No caso de Leonardo, o transplante foi responsável por devolver-lhe a vida. "Na condição que ele estava, se a doação levasse um pouco mais de tempo, ele não sobreviveria. E, caso o procedimento não ocorresse, a mortalidade em três meses era de praticamente de 100%. Com um bom acompanhamento médico e uso correto das medicações após o transplante, esses pacientes podem levar uma vida praticamente normal", completa o especialista.
Compatibilidade
Vinte e quatro de novembro se tornou, para Robson de Jesus, 53, uma data de comemoração. Foi nesse dia, em 2023, que o analista de TI recebeu um rim, única saída para manter a qualidade de vida após o diagnóstico, em exames de rotina, da doença de Berger — síndrome autoimune que causa inflamação e danos aos filtros renais — em estágio avançado. A doadora do órgão foi a própria irmã, Maria Carolina de Jesus, 48.
"Somos os irmãos mais parecidos da família e sempre tivemos uma relação muito boa. A compatibilidade foi certeira. Não tenho como mensurar minha gratidão", diz Robson. A cirurgia, ocorrida no Hospital Anchieta Taguatinga, significou um renascimento. O doador renal é criteriosamente avaliado com exames laboratoriais, avaliação psicológica, estímulo à alimentação saudável e atividades físicas. Também deve cessar hábitos como tabagismo e etilismo.
Segundo Helen Siqueira, coordenadora do serviço de nefrologia do hospital, todo processo de transplante tem início nos hospitais, quando há a confirmação da morte encefálica e a notificação à comissão intra-hospitalar de doação. "Com a autorização da família, um único doador pode salvar até oito pessoas e beneficiar dezenas com tecidos", destaca.
Apesar de qualquer pessoa maior de 18 anos poder ser doadora em vida ou após a morte, a nefrologista reforça que a decisão precisa ser comunicada aos familiares, visto que a autorização final parte deles. Ela também esclarece receios comuns: a retirada de órgãos é feita em centro cirúrgico, com todo respeito, sem desfigurar o corpo, permitindo velório aberto, se assim a família desejar.

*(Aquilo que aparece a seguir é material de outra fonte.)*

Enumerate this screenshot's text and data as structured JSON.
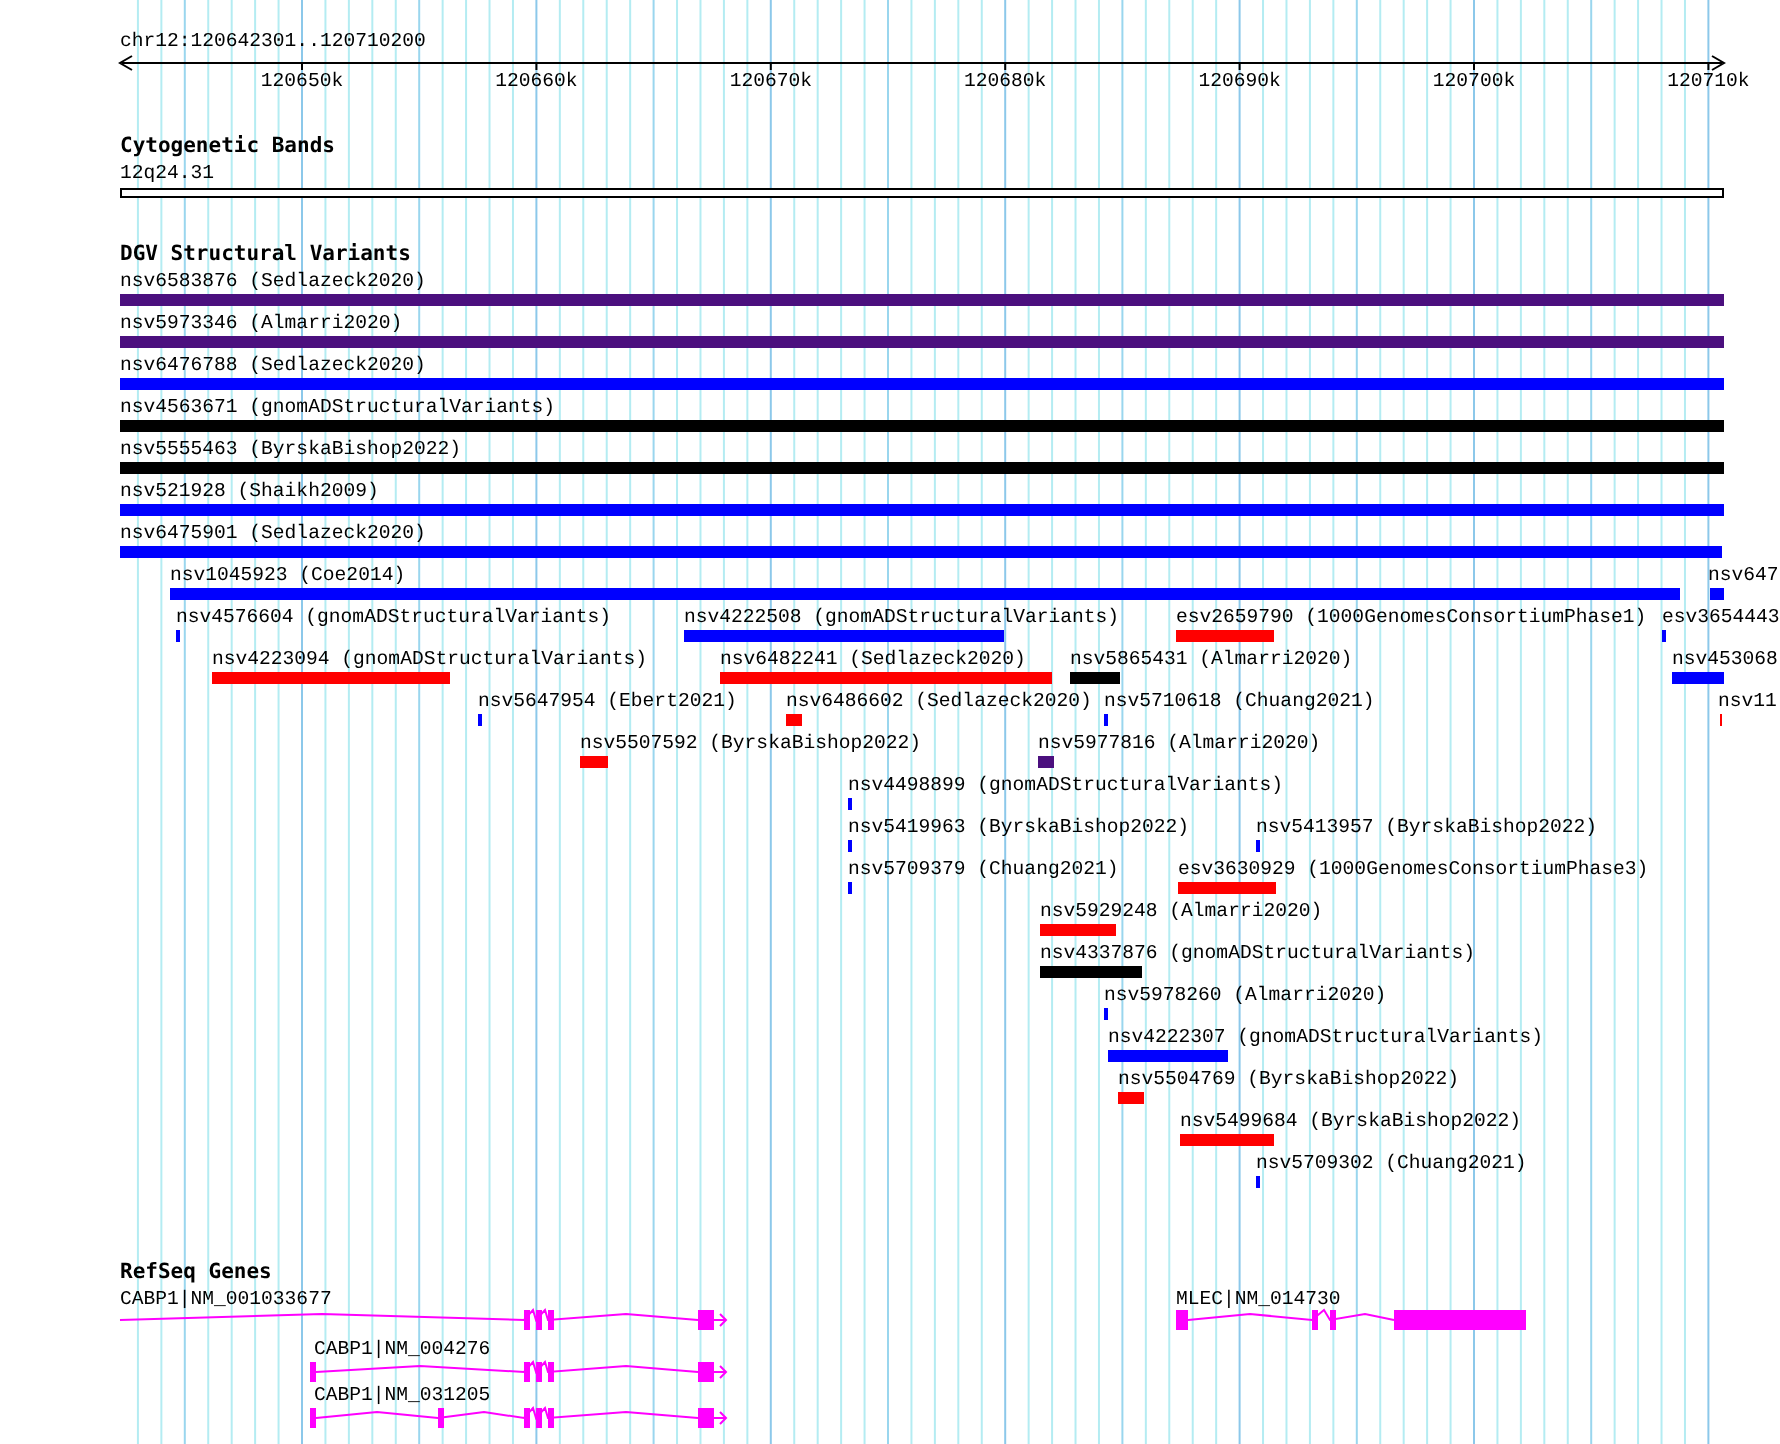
{
  "ruler": {
    "location": "chr12:120642301..120710200",
    "ticks": [
      "120650k",
      "120660k",
      "120670k",
      "120680k",
      "120690k",
      "120700k",
      "120710k"
    ]
  },
  "cytogenetic_bands": {
    "title": "Cytogenetic Bands",
    "band": "12q24.31"
  },
  "dgv": {
    "title": "DGV Structural Variants",
    "variants": [
      {
        "label": "nsv6583876 (Sedlazeck2020)",
        "color": "#4b0f7e"
      },
      {
        "label": "nsv5973346 (Almarri2020)",
        "color": "#4b0f7e"
      },
      {
        "label": "nsv6476788 (Sedlazeck2020)",
        "color": "#0000ff"
      },
      {
        "label": "nsv4563671 (gnomADStructuralVariants)",
        "color": "#000000"
      },
      {
        "label": "nsv5555463 (ByrskaBishop2022)",
        "color": "#000000"
      },
      {
        "label": "nsv521928 (Shaikh2009)",
        "color": "#0000ff"
      },
      {
        "label": "nsv6475901 (Sedlazeck2020)",
        "color": "#0000ff"
      },
      {
        "label": "nsv1045923 (Coe2014)",
        "color": "#0000ff"
      },
      {
        "label": "nsv647",
        "color": "#0000ff"
      },
      {
        "label": "nsv4576604 (gnomADStructuralVariants)",
        "color": "#0000ff"
      },
      {
        "label": "nsv4222508 (gnomADStructuralVariants)",
        "color": "#0000ff"
      },
      {
        "label": "esv2659790 (1000GenomesConsortiumPhase1)",
        "color": "#ff0000"
      },
      {
        "label": "esv3654443",
        "color": "#0000ff"
      },
      {
        "label": "nsv4223094 (gnomADStructuralVariants)",
        "color": "#ff0000"
      },
      {
        "label": "nsv6482241 (Sedlazeck2020)",
        "color": "#ff0000"
      },
      {
        "label": "nsv5865431 (Almarri2020)",
        "color": "#000000"
      },
      {
        "label": "nsv453068",
        "color": "#0000ff"
      },
      {
        "label": "nsv5647954 (Ebert2021)",
        "color": "#0000ff"
      },
      {
        "label": "nsv6486602 (Sedlazeck2020)",
        "color": "#ff0000"
      },
      {
        "label": "nsv5710618 (Chuang2021)",
        "color": "#0000ff"
      },
      {
        "label": "nsv11",
        "color": "#ff0000"
      },
      {
        "label": "nsv5507592 (ByrskaBishop2022)",
        "color": "#ff0000"
      },
      {
        "label": "nsv5977816 (Almarri2020)",
        "color": "#4b0f7e"
      },
      {
        "label": "nsv4498899 (gnomADStructuralVariants)",
        "color": "#0000ff"
      },
      {
        "label": "nsv5419963 (ByrskaBishop2022)",
        "color": "#0000ff"
      },
      {
        "label": "nsv5413957 (ByrskaBishop2022)",
        "color": "#0000ff"
      },
      {
        "label": "nsv5709379 (Chuang2021)",
        "color": "#0000ff"
      },
      {
        "label": "esv3630929 (1000GenomesConsortiumPhase3)",
        "color": "#ff0000"
      },
      {
        "label": "nsv5929248 (Almarri2020)",
        "color": "#ff0000"
      },
      {
        "label": "nsv4337876 (gnomADStructuralVariants)",
        "color": "#000000"
      },
      {
        "label": "nsv5978260 (Almarri2020)",
        "color": "#0000ff"
      },
      {
        "label": "nsv4222307 (gnomADStructuralVariants)",
        "color": "#0000ff"
      },
      {
        "label": "nsv5504769 (ByrskaBishop2022)",
        "color": "#ff0000"
      },
      {
        "label": "nsv5499684 (ByrskaBishop2022)",
        "color": "#ff0000"
      },
      {
        "label": "nsv5709302 (Chuang2021)",
        "color": "#0000ff"
      }
    ]
  },
  "refseq_genes": {
    "title": "RefSeq Genes",
    "genes": [
      {
        "label": "CABP1|NM_001033677"
      },
      {
        "label": "CABP1|NM_004276"
      },
      {
        "label": "CABP1|NM_031205"
      },
      {
        "label": "MLEC|NM_014730"
      }
    ]
  }
}
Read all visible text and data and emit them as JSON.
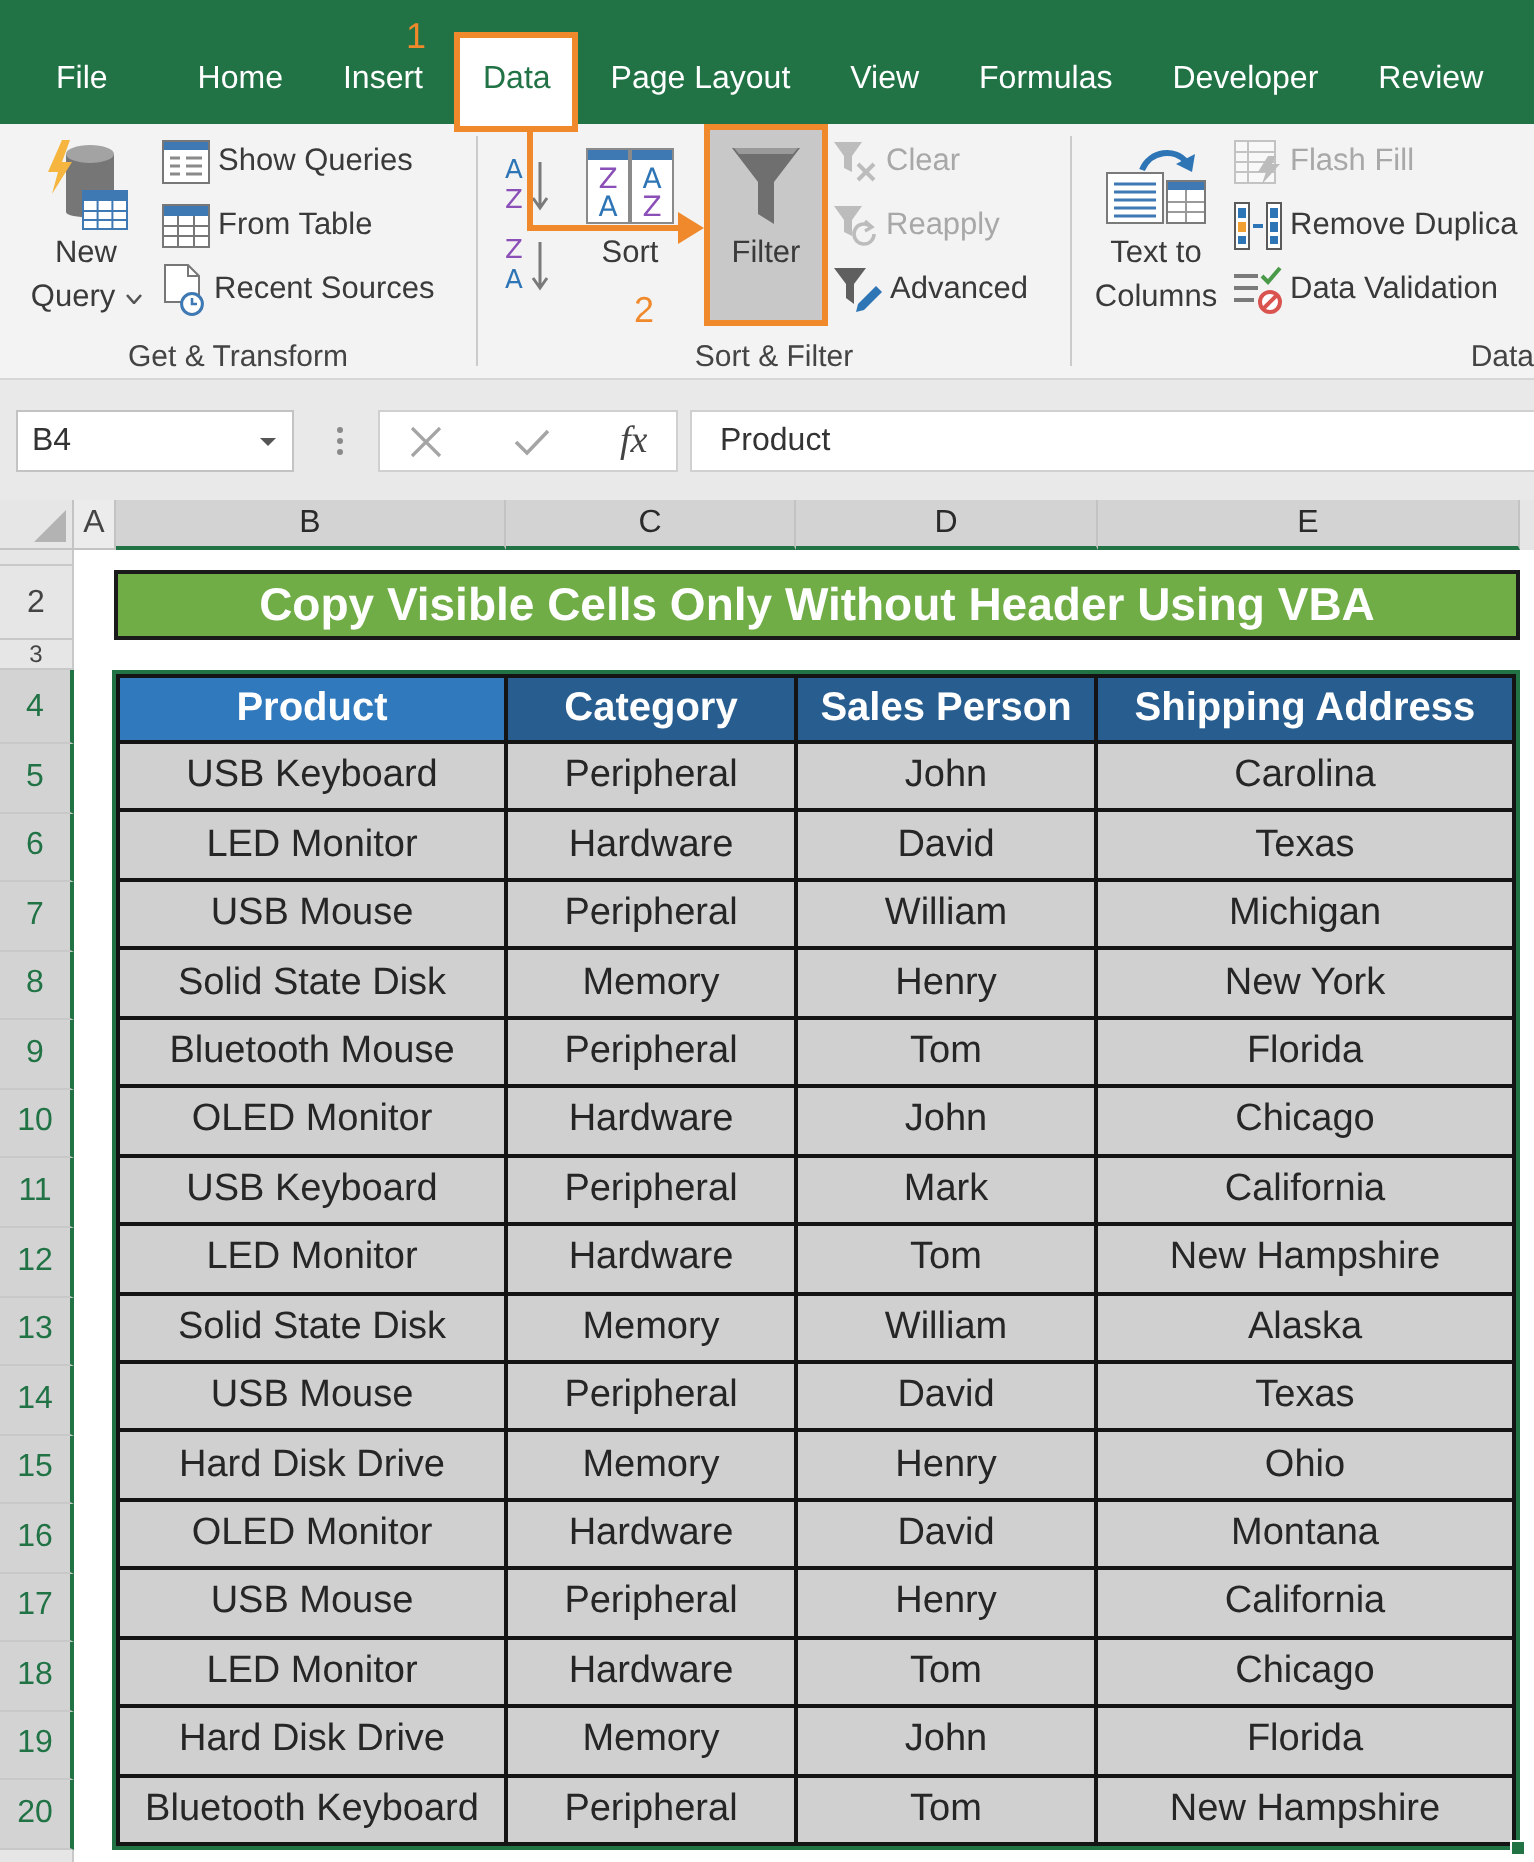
{
  "tabs": [
    {
      "label": "File",
      "selected": false,
      "highlighted": false
    },
    {
      "label": "Home",
      "selected": false,
      "highlighted": false
    },
    {
      "label": "Insert",
      "selected": false,
      "highlighted": false
    },
    {
      "label": "Data",
      "selected": true,
      "highlighted": true
    },
    {
      "label": "Page Layout",
      "selected": false,
      "highlighted": false
    },
    {
      "label": "View",
      "selected": false,
      "highlighted": false
    },
    {
      "label": "Formulas",
      "selected": false,
      "highlighted": false
    },
    {
      "label": "Developer",
      "selected": false,
      "highlighted": false
    },
    {
      "label": "Review",
      "selected": false,
      "highlighted": false
    }
  ],
  "ribbon": {
    "groups": [
      {
        "label": "Get & Transform",
        "controls": [
          {
            "kind": "new_query",
            "lines": [
              "New",
              "Query"
            ],
            "dropdown": true,
            "highlighted": false
          },
          {
            "kind": "stack",
            "buttons": [
              {
                "kind": "show_queries",
                "label": "Show Queries",
                "disabled": false
              },
              {
                "kind": "from_table",
                "label": "From Table",
                "disabled": false
              },
              {
                "kind": "recent_sources",
                "label": "Recent Sources",
                "disabled": false
              }
            ]
          }
        ]
      },
      {
        "label": "Sort & Filter",
        "controls": [
          {
            "kind": "sort_stack",
            "buttons": [
              {
                "kind": "sort_ascending",
                "glyphs": [
                  "A",
                  "Z"
                ]
              },
              {
                "kind": "sort_descending",
                "glyphs": [
                  "Z",
                  "A"
                ]
              }
            ]
          },
          {
            "kind": "sort",
            "glyphs": [
              "Z",
              "A",
              "A",
              "Z"
            ],
            "lines": [
              "Sort"
            ],
            "dropdown": false,
            "highlighted": false
          },
          {
            "kind": "filter",
            "lines": [
              "Filter"
            ],
            "dropdown": false,
            "highlighted": true
          },
          {
            "kind": "stack",
            "buttons": [
              {
                "kind": "clear",
                "label": "Clear",
                "disabled": true
              },
              {
                "kind": "reapply",
                "label": "Reapply",
                "disabled": true
              },
              {
                "kind": "advanced",
                "label": "Advanced",
                "disabled": false
              }
            ]
          }
        ]
      },
      {
        "label": "Data",
        "controls": [
          {
            "kind": "text_to_columns",
            "lines": [
              "Text to",
              "Columns"
            ],
            "dropdown": false,
            "highlighted": false
          },
          {
            "kind": "stack",
            "buttons": [
              {
                "kind": "flash_fill",
                "label": "Flash Fill",
                "disabled": true
              },
              {
                "kind": "remove_duplicates",
                "label": "Remove Duplica",
                "disabled": false
              },
              {
                "kind": "data_validation",
                "label": "Data Validation",
                "disabled": false
              }
            ]
          }
        ]
      }
    ]
  },
  "formula_bar": {
    "name_box": "B4",
    "function_label": "fx",
    "value": "Product"
  },
  "sheet": {
    "column_headers": [
      {
        "label": "A",
        "selected": false
      },
      {
        "label": "B",
        "selected": true
      },
      {
        "label": "C",
        "selected": true
      },
      {
        "label": "D",
        "selected": true
      },
      {
        "label": "E",
        "selected": true
      }
    ],
    "row_headers": [
      {
        "label": "2",
        "selected": false
      },
      {
        "label": "3",
        "selected": false
      },
      {
        "label": "4",
        "selected": true
      },
      {
        "label": "5",
        "selected": true
      },
      {
        "label": "6",
        "selected": true
      },
      {
        "label": "7",
        "selected": true
      },
      {
        "label": "8",
        "selected": true
      },
      {
        "label": "9",
        "selected": true
      },
      {
        "label": "10",
        "selected": true
      },
      {
        "label": "11",
        "selected": true
      },
      {
        "label": "12",
        "selected": true
      },
      {
        "label": "13",
        "selected": true
      },
      {
        "label": "14",
        "selected": true
      },
      {
        "label": "15",
        "selected": true
      },
      {
        "label": "16",
        "selected": true
      },
      {
        "label": "17",
        "selected": true
      },
      {
        "label": "18",
        "selected": true
      },
      {
        "label": "19",
        "selected": true
      },
      {
        "label": "20",
        "selected": true
      }
    ],
    "title": "Copy Visible Cells Only Without Header Using VBA",
    "table": {
      "columns": [
        {
          "label": "Product",
          "active": true
        },
        {
          "label": "Category",
          "active": false
        },
        {
          "label": "Sales Person",
          "active": false
        },
        {
          "label": "Shipping Address",
          "active": false
        }
      ],
      "rows": [
        [
          "USB Keyboard",
          "Peripheral",
          "John",
          "Carolina"
        ],
        [
          "LED Monitor",
          "Hardware",
          "David",
          "Texas"
        ],
        [
          "USB Mouse",
          "Peripheral",
          "William",
          "Michigan"
        ],
        [
          "Solid State Disk",
          "Memory",
          "Henry",
          "New York"
        ],
        [
          "Bluetooth Mouse",
          "Peripheral",
          "Tom",
          "Florida"
        ],
        [
          "OLED Monitor",
          "Hardware",
          "John",
          "Chicago"
        ],
        [
          "USB Keyboard",
          "Peripheral",
          "Mark",
          "California"
        ],
        [
          "LED Monitor",
          "Hardware",
          "Tom",
          "New Hampshire"
        ],
        [
          "Solid State Disk",
          "Memory",
          "William",
          "Alaska"
        ],
        [
          "USB Mouse",
          "Peripheral",
          "David",
          "Texas"
        ],
        [
          "Hard Disk Drive",
          "Memory",
          "Henry",
          "Ohio"
        ],
        [
          "OLED Monitor",
          "Hardware",
          "David",
          "Montana"
        ],
        [
          "USB Mouse",
          "Peripheral",
          "Henry",
          "California"
        ],
        [
          "LED Monitor",
          "Hardware",
          "Tom",
          "Chicago"
        ],
        [
          "Hard Disk Drive",
          "Memory",
          "John",
          "Florida"
        ],
        [
          "Bluetooth Keyboard",
          "Peripheral",
          "Tom",
          "New Hampshire"
        ]
      ]
    }
  },
  "annotations": [
    {
      "label": "1"
    },
    {
      "label": "2"
    }
  ]
}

"Histórias como a de Robson revelam o impacto profundo do transplante, que devolve autonomia e permite ao paciente deixar a diálise e retomar sua rotina. É uma mudança emocionante para o receptor e para toda a família", resume a médica. "Graças à doação da minha irmã, hoje tenho qualidade de vida. Voltei a trabalhar e consigo viver normalmente. Ela (Maria Carolina) também segue bem, com saúde plena", comemora o analista.
Atualmente, 43.867 pessoas aguardam por um transplante de rim no Brasil; no DF, são 929, segundo a Secretaria de Saúde (SES-DF). A maioria dos que aguardam pelo órgão são homens na faixa dos 50 a 64 anos. "As principais doenças e comorbidades que podem levar à necessidade de um transplante de rim são os problemas hereditários, autoimunes e glomerulares, além de hipertensão arterial e diabetes", pontua Helen.